Sybil is the nucleus of her entire family; as such, each feel the ripple effect of grief. Everett wants to propose quickly, with his grandmother’s ring from his mom, because he’s afraid of her dying before he pops the questions. Thadd and his partner Patrick talk openly about wanting to adopt, and you can feel that they are anxious for a match so Sybil can meet her grandchild. Susannah, a mother of one who’s also heavily pregnant, comes to Christmas without her husband, and you know it’s because she doesn’t want to miss a single festive moment with her mom. Ben is constantly diffusing situations and making light of everything as a coping mechanism, while Amy freaks out and acts like a b*tch as hers.

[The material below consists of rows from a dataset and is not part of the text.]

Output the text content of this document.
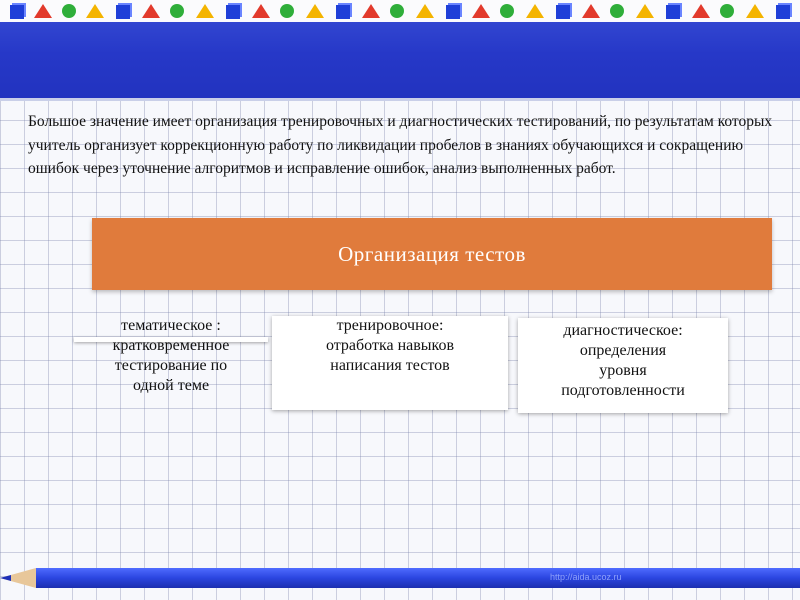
Большое значение имеет организация тренировочных и диагностических тестирований, по результатам которых учитель организует коррекционную работу по ликвидации пробелов в знаниях обучающихся и сокращению ошибок через уточнение алгоритмов и исправление ошибок, анализ выполненных работ.

Организация тестов
тематическое :
кратковременное
тестирование по
одной теме
тренировочное:
отработка навыков
написания тестов
диагностическое:
определения
уровня
подготовленности
http://aida.ucoz.ru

It is all overwhelmingly lovely and heartbreaking and real. It’s how I imagine we all hope our families would react if we were dying of cancer: That they’d drop everything to be with us, even as their fully flawed selves.

The Family Stone isn’t meant to be judged by one plot point. It’s meant to be looked at as one whole movie, full of characters that mess up and apologize and then mess up again. It’s meant to be comforting and joyful, to be cringey and sad. It’s meant to be everything that reminds us of our own families and how lucky we are to desperately want one more day with our weird, over-the-top dynamic.

The Family Stone is not meant to be a “good” movie. The Family Stone is meant to be a Christmas movie.

And if seeing the whole family cry on Christmas morning as they open their gifts from Meredith doesn’t do something to your heart, you deserve a visit from three ghosts, too.